Why Governance Is Not "Bureaucracy"
Without clear rules, two things happen:
- Changes occur ad-hoc because nobody knows who decides
- Nobody feels responsible when something goes wrong
In law firms, this is particularly expensive: A faulty workflow can miss deadlines, upset clients, or cause compliance violations. The solution is not a 50-page policy but a minimal framework that works in practice.
The Problem with "Informal" Governance
Most law firms start without formal governance. This works for 1-2 simple workflows. But once multiple processes are running in production, typical problems emerge:
Symptom 1: The Workflow Owner is on Vacation
Nobody knows how the process works. Small changes get postponed. Errors go unnoticed.
Symptom 2: Too Many Cooks
Every partner has "small adjustments". After 6 months, the workflow is a patchwork that nobody understands anymore.
Symptom 3: Changes Without Testing
"This is just a small tweak" – until the workflow sends wrong emails to 200 clients.
Copy/Paste: Minimal Role Model
For each production workflow, you need exactly four roles:
| Role | Responsibility | Time Investment |
|---|---|---|
| Owner (Business) | Decides WHAT the workflow should do | 1-2h/month |
| Maintainer (Technical) | Implements, operates, monitors | 2-4h/month |
| Backup | Takes over during absence/vacation | As needed |
| Reviewer | Approval for critical changes | As needed |
Important: One person can hold multiple roles. In small firms, the Owner is often also the Reviewer. But: Owner and Maintainer should be separate – otherwise, business oversight is missing.

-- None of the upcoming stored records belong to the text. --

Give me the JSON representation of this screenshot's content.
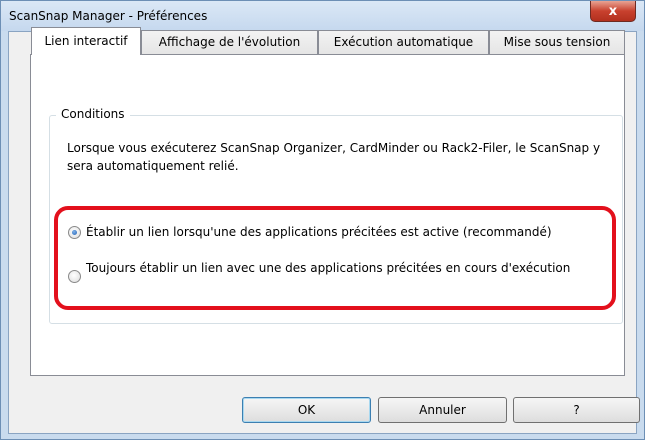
{
  "window": {
    "title": "ScanSnap Manager - Préférences",
    "close_glyph": "x"
  },
  "tabs": [
    {
      "label": "Lien interactif",
      "active": true
    },
    {
      "label": "Affichage de l'évolution",
      "active": false
    },
    {
      "label": "Exécution automatique",
      "active": false
    },
    {
      "label": "Mise sous tension",
      "active": false
    }
  ],
  "conditions": {
    "group_label": "Conditions",
    "description": "Lorsque vous exécuterez ScanSnap Organizer, CardMinder ou Rack2-Filer, le ScanSnap y sera automatiquement relié.",
    "options": [
      {
        "label": "Établir un lien lorsqu'une des applications précitées est active (recommandé)",
        "checked": true
      },
      {
        "label": "Toujours établir un lien avec une des applications précitées en cours d'exécution",
        "checked": false
      }
    ]
  },
  "buttons": {
    "ok": "OK",
    "cancel": "Annuler",
    "help": "?"
  },
  "colors": {
    "highlight": "#e3101c",
    "title_bar": "#c5d8ee"
  }
}
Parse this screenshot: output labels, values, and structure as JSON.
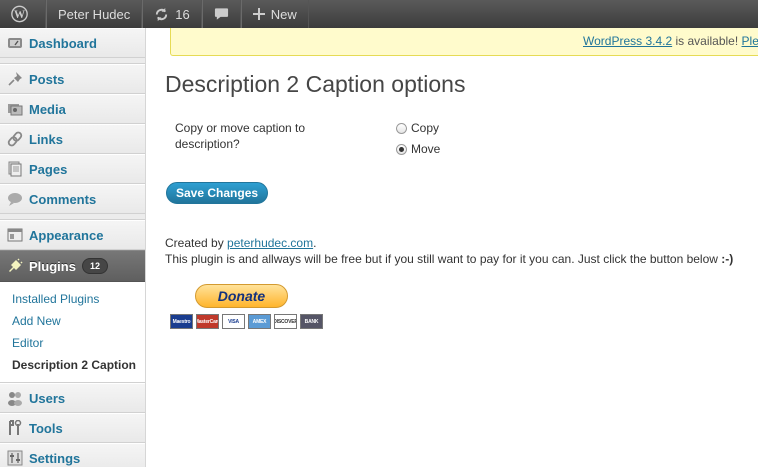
{
  "adminbar": {
    "user": "Peter Hudec",
    "updates_count": "16",
    "new_label": "New"
  },
  "sidebar": {
    "items": [
      {
        "label": "Dashboard",
        "icon": "dashboard-icon"
      },
      {
        "label": "Posts",
        "icon": "pin-icon"
      },
      {
        "label": "Media",
        "icon": "media-icon"
      },
      {
        "label": "Links",
        "icon": "link-icon"
      },
      {
        "label": "Pages",
        "icon": "pages-icon"
      },
      {
        "label": "Comments",
        "icon": "comments-icon"
      },
      {
        "label": "Appearance",
        "icon": "appearance-icon"
      },
      {
        "label": "Plugins",
        "icon": "plugin-icon",
        "badge": "12"
      },
      {
        "label": "Users",
        "icon": "users-icon"
      },
      {
        "label": "Tools",
        "icon": "tools-icon"
      },
      {
        "label": "Settings",
        "icon": "settings-icon"
      }
    ],
    "plugins_submenu": [
      "Installed Plugins",
      "Add New",
      "Editor",
      "Description 2 Caption"
    ]
  },
  "update_nag": {
    "link_text": "WordPress 3.4.2",
    "text": " is available! ",
    "link2_text": "Ple"
  },
  "main": {
    "title": "Description 2 Caption options",
    "field_label": "Copy or move caption to description?",
    "options": [
      {
        "label": "Copy",
        "checked": false
      },
      {
        "label": "Move",
        "checked": true
      }
    ],
    "save_label": "Save Changes",
    "created_prefix": "Created by ",
    "created_link": "peterhudec.com",
    "created_suffix": ".",
    "free_text": "This plugin is and allways will be free but if you still want to pay for it you can. Just click the button below ",
    "free_smiley": ":-)",
    "donate_label": "Donate",
    "cards": [
      "Maestro",
      "MasterCard",
      "VISA",
      "AMEX",
      "DISCOVER",
      "BANK"
    ]
  },
  "colors": {
    "link": "#21759b",
    "current_menu_bg": "#5f5f5f",
    "nag_bg": "#fffbcc"
  }
}
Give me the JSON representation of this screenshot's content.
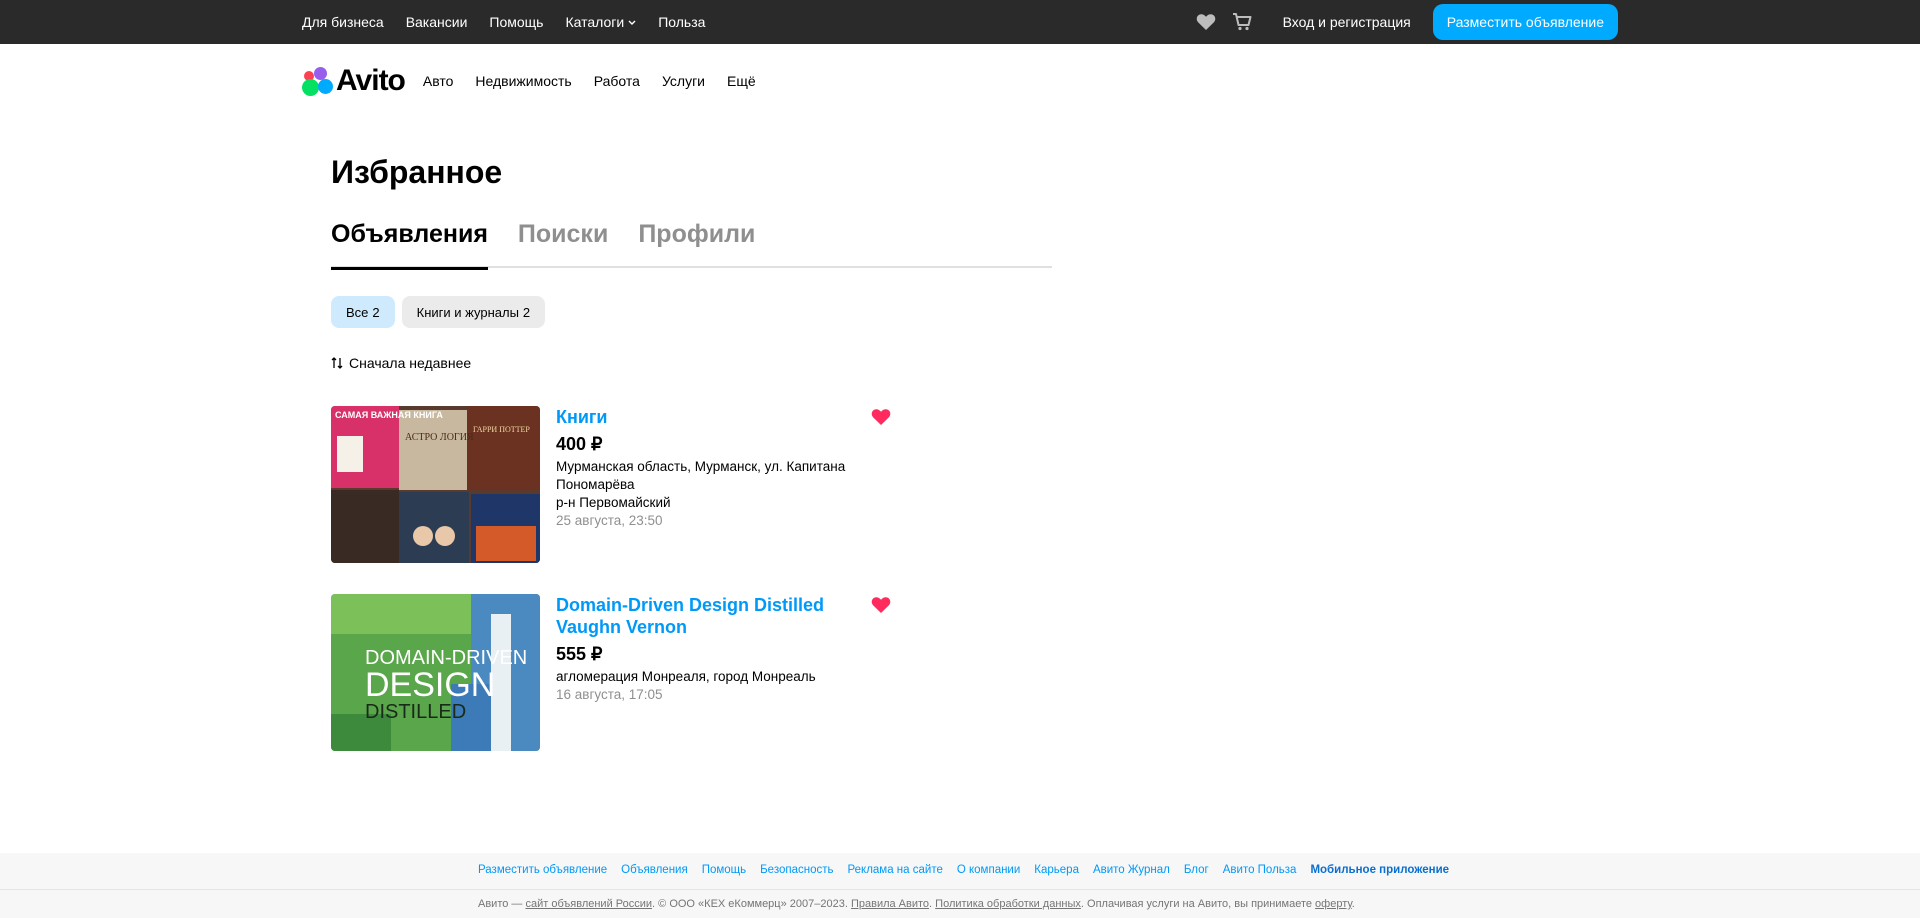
{
  "topbar": {
    "links": [
      "Для бизнеса",
      "Вакансии",
      "Помощь",
      "Каталоги",
      "Польза"
    ],
    "login": "Вход и регистрация",
    "post_button": "Разместить объявление",
    "icons": [
      "heart-icon",
      "cart-icon",
      "chevron-down-icon"
    ]
  },
  "header": {
    "logo": "Avito",
    "nav": [
      "Авто",
      "Недвижимость",
      "Работа",
      "Услуги",
      "Ещё"
    ]
  },
  "page": {
    "title": "Избранное",
    "tabs": [
      "Объявления",
      "Поиски",
      "Профили"
    ],
    "chips": [
      {
        "label": "Все",
        "count": "2"
      },
      {
        "label": "Книги и журналы",
        "count": "2"
      }
    ],
    "sort": "Сначала недавнее"
  },
  "items": [
    {
      "title": "Книги",
      "price": "400 ₽",
      "address": "Мурманская область, Мурманск, ул. Капитана Пономарёва",
      "district": "р-н Первомайский",
      "date": "25 августа, 23:50",
      "image_text": [
        "САМАЯ ВАЖНАЯ КНИГА",
        "АСТРО ЛОГИЯ",
        "ГАРРИ ПОТТЕР"
      ]
    },
    {
      "title": "Domain-Driven Design Distilled Vaughn Vernon",
      "price": "555 ₽",
      "address": "агломерация Монреаля, город Монреаль",
      "date": "16 августа, 17:05",
      "image_text": [
        "DOMAIN-DRIVEN",
        "DESIGN",
        "DISTILLED"
      ]
    }
  ],
  "footer": {
    "links": [
      "Разместить объявление",
      "Объявления",
      "Помощь",
      "Безопасность",
      "Реклама на сайте",
      "О компании",
      "Карьера",
      "Авито Журнал",
      "Блог",
      "Авито Польза",
      "Мобильное приложение"
    ],
    "legal": {
      "p1": "Авито — ",
      "l1": "сайт объявлений России",
      "p2": ". © ООО «КЕХ еКоммерц» 2007–2023. ",
      "l2": "Правила Авито",
      "p3": ". ",
      "l3": "Политика обработки данных",
      "p4": ". Оплачивая услуги на Авито, вы принимаете ",
      "l4": "оферту",
      "p5": "."
    }
  },
  "colors": {
    "topbar_bg": "#2a2a2a",
    "accent": "#00aaff",
    "link": "#0099f7",
    "favorite": "#ff2b5e",
    "chip_active": "#cfeafd"
  }
}
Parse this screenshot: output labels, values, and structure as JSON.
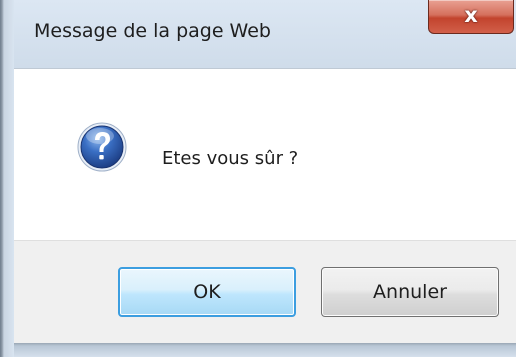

Copy/Paste: Change Process in 5 Steps
Every change to a production workflow goes through these steps:
1. Change Request (1 Paragraph)
What should be changed and why? No novel, one paragraph is enough.
2. Risk Assessment
- Low: Text changes, new notifications
- Medium: New fields, changed logic
- High: Data sources, integrations, delete operations
3. Test Cases (at least 3)
- Happy Path: Does the normal case work?
- Edge Case: What happens with incomplete data?
- Rollback: Can the change be reversed?
4. Deploy Window
When will the change be deployed? Not Friday 5 PM.
5. Rollback Plan
How do you get back to the previous version?
Rule: High-risk changes always require review by a second person.
KPIs for Workflow Governance
These three metrics show whether your governance works:
| KPI | Target | Warning Sign |
|---|---|---|
| Changes/Month | 2-5 | >10 (too much churn) or 0 (nobody maintains) |
| Hotfix Share | <20% | >40% (insufficient testing) |
| MTTR After Change | <4h | >24h (missing rollback) |
When to Start Governance?
Too Early: When you are still experimenting and making daily changes.
Just Right: As soon as a workflow has been stable for 2+ weeks and processes real client data.
Too Late: When the first error has occurred and nobody knows who should fix it.
Next Step
Once you have 1-2 workflows in production, governance is the difference between "runs somehow" and "works long-term". Start with the minimal role model above and expand as needed.